La police de Laval a rencontré une trentaine de personnes

Julien Arsenault
Julien Arsenault La Presse

Il y a beaucoup de questions entourant la faillite médiatisée de Bel-Habitat, mais la première assemblée des créanciers ce mercredi devrait permettre aux quelque 230 clients et fournisseurs du promoteur immobilier d’en savoir un peu plus. Dans cette affaire, la Ville de Laval estime également avoir été bernée par l’entreprise dont le dirigeant n’a pas donné signe de vie.

La municipalité collabore même avec son corps policier, qui a rencontré une trentaine de personnes au cours des dernières semaines dans le cadre de l’enquête qui est toujours en cours.

« La Ville a été flouée là-dedans aussi, a dit le maire Marc Demers, au cours d’un bref entretien téléphonique avec La Presse. Évidemment, la Ville, on a financièrement les reins plus solides que les citoyens, mais cela ne veut pas dire qu’on ne doit pas représenter nos intérêts. »

Il a été impossible d’avoir une idée de la somme qui pourrait être en jeu. Selon le maire, il y a « trop de documents à ramasser » afin d’avoir une idée de « l’ampleur des préjudices causés à la Ville ». La seule information publique disponible concernant Laval est une créance d’un peu moins de 100 000 $ qui figure dans les documents publics.

Bel-Habitat, qui a opté pour la faillite à la fin de juin, traîne des créances de 25 millions auprès de 230 clients et fournisseurs.

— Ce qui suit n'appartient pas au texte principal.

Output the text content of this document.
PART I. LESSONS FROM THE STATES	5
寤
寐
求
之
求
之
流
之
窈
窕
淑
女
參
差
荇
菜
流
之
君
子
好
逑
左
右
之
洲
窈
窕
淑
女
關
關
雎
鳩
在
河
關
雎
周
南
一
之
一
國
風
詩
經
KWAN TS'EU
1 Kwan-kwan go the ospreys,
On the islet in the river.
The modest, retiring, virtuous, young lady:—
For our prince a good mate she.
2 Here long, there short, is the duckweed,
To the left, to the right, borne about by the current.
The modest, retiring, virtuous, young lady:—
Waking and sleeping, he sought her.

On trouve parmi ceux-ci 118 acheteurs de maisons à Laval qui risquent de perdre gros après avoir versé des acomptes largement supérieurs aux 50 000 $ garantis par le Programme de garantie de maisons neuves (GCR). Dans certains cas, les pertes potentielles sont estimées à plusieurs centaines de milliers de dollars et peuvent atteindre, dans un cas, 777 000 $.

Une somme de 17 millions provenant de ces acomptes a disparu, selon les documents de la faillite. Le promoteur immobilier Luc Perrier, qui traînait un passé financier nébuleux, selon une récente enquête de La Presse, n’a pas été vu publiquement depuis des semaines.

Lisez « Une faillite aux “apparences douteuses” »

La première assemblée des créanciers, qui se déroulera de manière virtuelle, constitue les balbutiements d’un processus qui s’annonce vraisemblablement long. Le syndic pourra présenter un état de la situation, et on devrait pouvoir nommer les inspecteurs qui devront se prononcer dans le cadre des étapes visant à liquider les biens de Bel-Habitat.

Rien ne garantit que l’on entendra M. Perrier à cette assemblée. Il pourrait être représenté par son avocat, a indiqué le syndic.

PHOTO TIRÉE DU SITE DE BEL-HABITAT

Luc Perrier

Enquête toujours en cours

D’après le maire Demers, environ 35 personnes ont été rencontrées au cours des dernières semaines par le Service de police de Laval (SPL), qui enquête sur la débâcle financière en collaboration avec la Gendarmerie royale du Canada, le syndic de faillite Raymond Chabot et l’assureur GCR.

« Une plainte a été déposée le 1er juillet et nos enquêteurs viennent de commencer l’enquête », a indiqué une porte-parole du SPL, Erika Landry, qui n’a pas voulu confirmer les informations du maire de Laval. « À savoir s’il y aura des accusations, nous ne sommes pas rendus là encore. »

Le corps policier est toutefois conseillé dans ses démarches par l’avocat François Brière, un procureur d’expérience qui travaille pour la municipalité. Celui-ci a été affecté « spécialement » à ce dossier comme conseiller, a expliqué M. Demers.

PHOTO MARTIN CHAMBERLAND, ARCHIVES LA PRESSE

Des maisons de Bel-Habitat inachevées

Plusieurs personnes flouées dans cette affaire estimaient que Laval avait également une part de responsabilité en raison de la tournure des évènements et des délais de plusieurs années pour les travaux d’infrastructure.

Afin d’épauler les acheteurs lésés par Bel-Habitat, Laval a conclu une entente avec l’organisme Juripop, dont des avocats doivent offrir des consultations à ceux qui le demanderont afin de leur donner une idée des recours à leur disposition, notamment.